被写体を長時間拘束する世界最古の写真撮影方法“ダゲレオタイプ”を題材に、芸術と愛情の間でおぼれていく写真家ステファン(オリビエ・グルメ)、ステファンのモデルを務める娘のマリー(コンスタンス・ルソー)、ステファンの助手でマリーにひかれていく青年ジャン(タハール・ラヒム)の悲劇的な愛の行方を描く。

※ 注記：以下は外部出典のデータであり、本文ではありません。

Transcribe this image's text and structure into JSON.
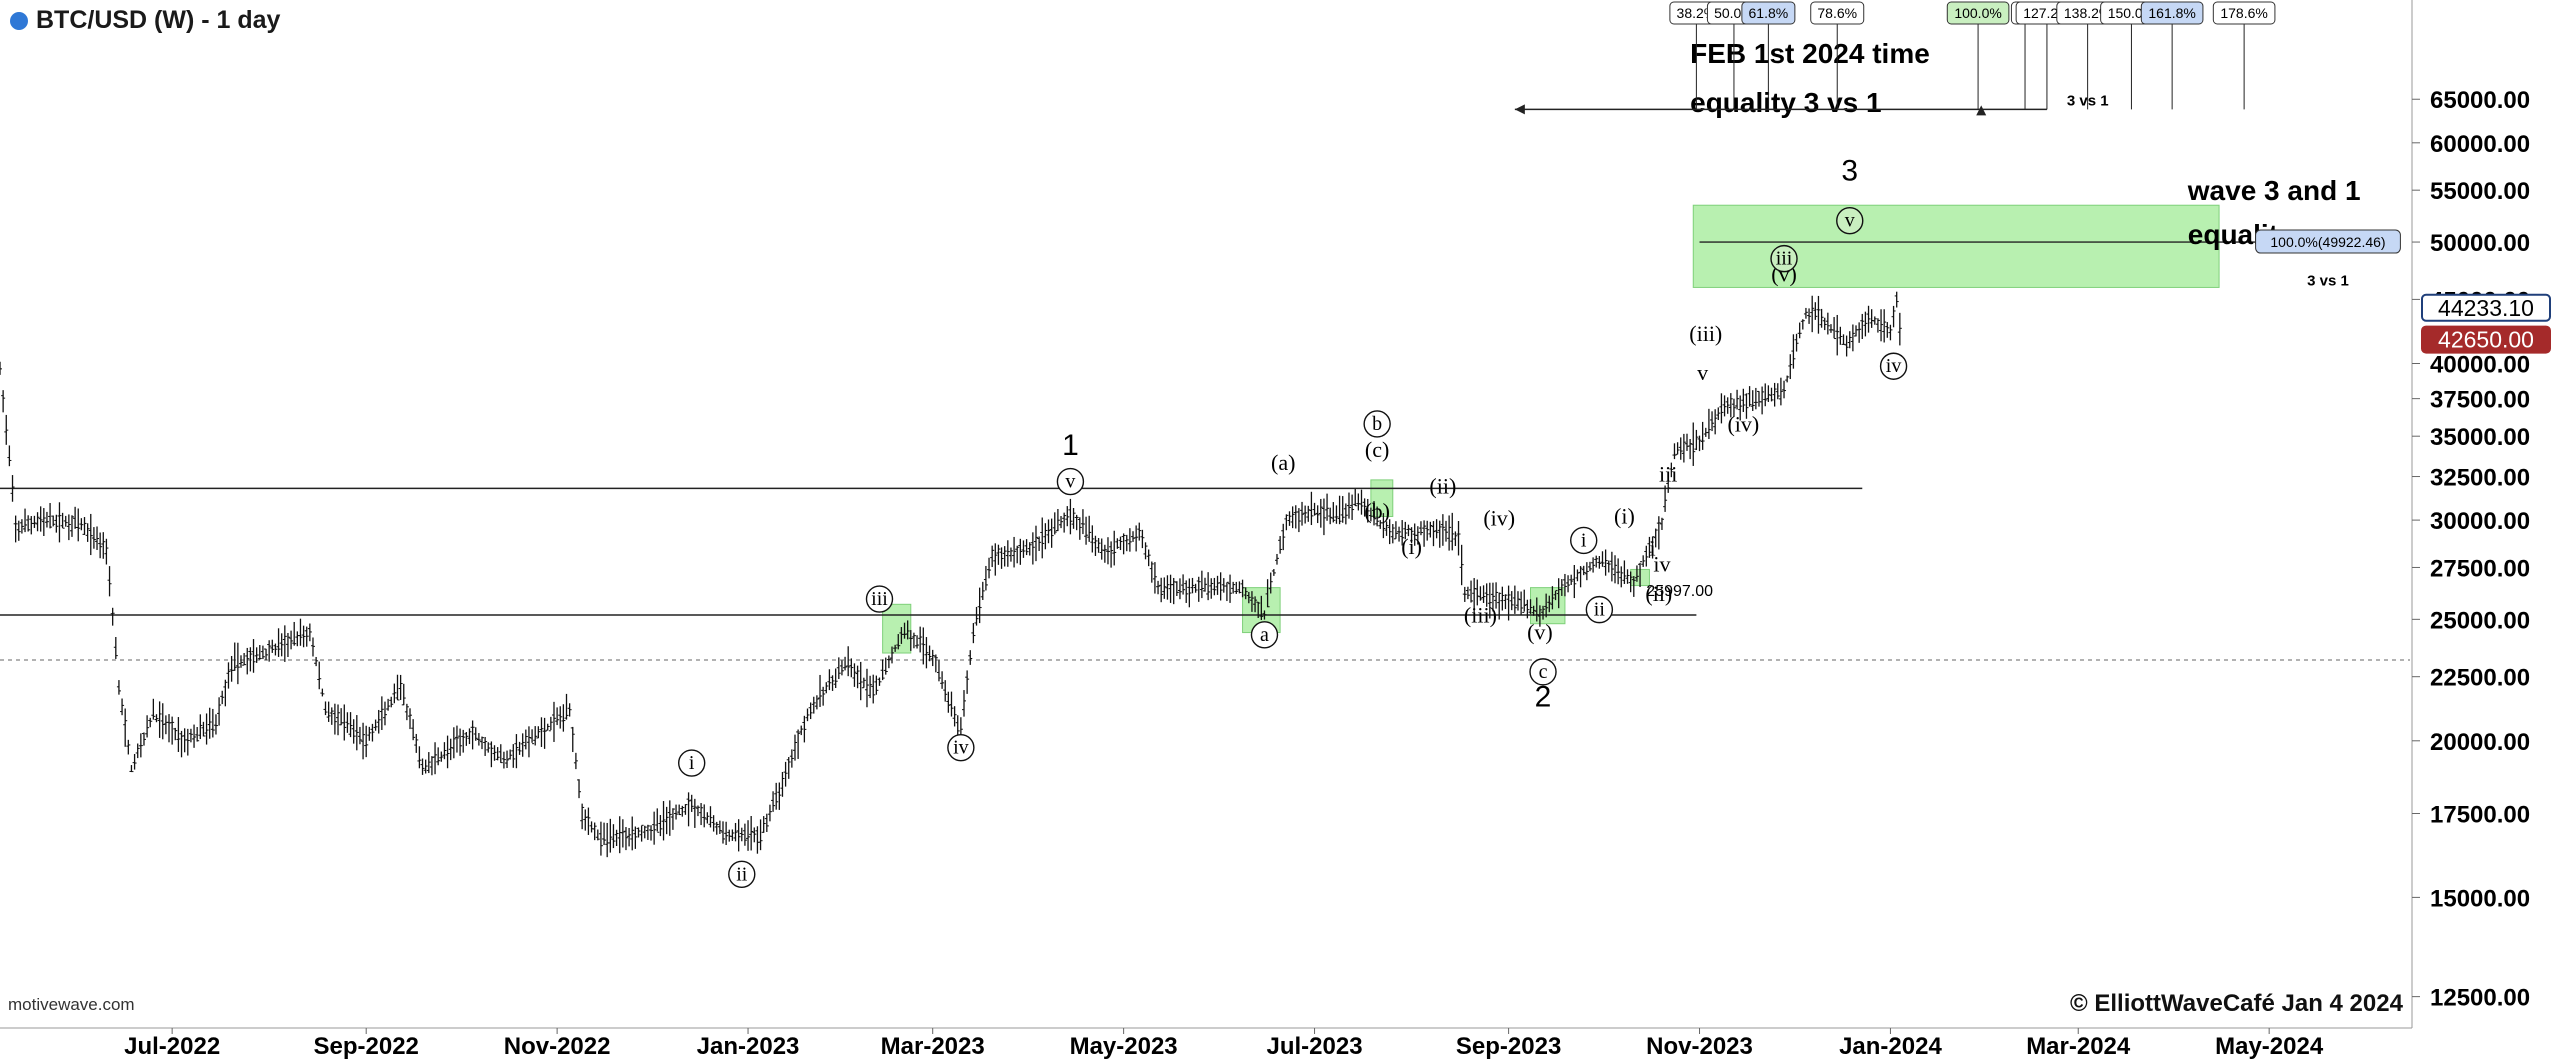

第68回カンヌ国際映画祭「ある視点」部門で監督賞を受賞した「岸辺の旅」や、西島秀俊と香川照之が共演した「クリーピー 偽りの隣人」でもホラー要素を巧みに取り入れて独自の作品世界を構築してきた黒沢監督が、仏パリ郊外にたたずむ館を舞台に、美しくも不穏なムードをたたえた物語を創出している。正雀は、怪談噺での幽霊の表し方を「シャキシャキ話していた人も死ぬとゆっくり眠そうにしゃべる。そして、ゆっくり扉が開く、風がそよそよする、どこかから生あたたかい風が吹いてきて、障子がすーっと開く、という表現をするんです」と解説し、カーテンや植物、照明の揺らぎを効果的に用いた本作との類似性を指摘する。
また、怪談噺として有名な「牡丹灯籠」を例に挙げ、本作の魅力を考察。「『牡丹灯籠』は、中国の古典「牡丹灯記」を(三遊亭)圓朝師匠が落語にしたもの。幽霊のお露が新三郎にほれて関係を結ぶ話ですが、この映画も生きている男と死んだ美人が関係を結ぶ、その構成が近いですよね。女優がどんどんきれいになっていくんです。なんだか、不思議な気がしましたね」と作品のキーがヒロインにあると語った。
ギョーム・ブラック監督作「女っ気なし」で知られ、オーディションで役を勝ち取ったルソーは、浮遊感をまとった演技で印象を残す。「実は怖い映画はあまり好きじゃない」とぶっちゃけて観客の笑いを誘った正雀は「怖かったんですが、女性がきれいで見入りました。やはり女性の魅力は強いんです。彼女はどんどんきれいになっていく。まさに幽霊女優です」と絶賛した。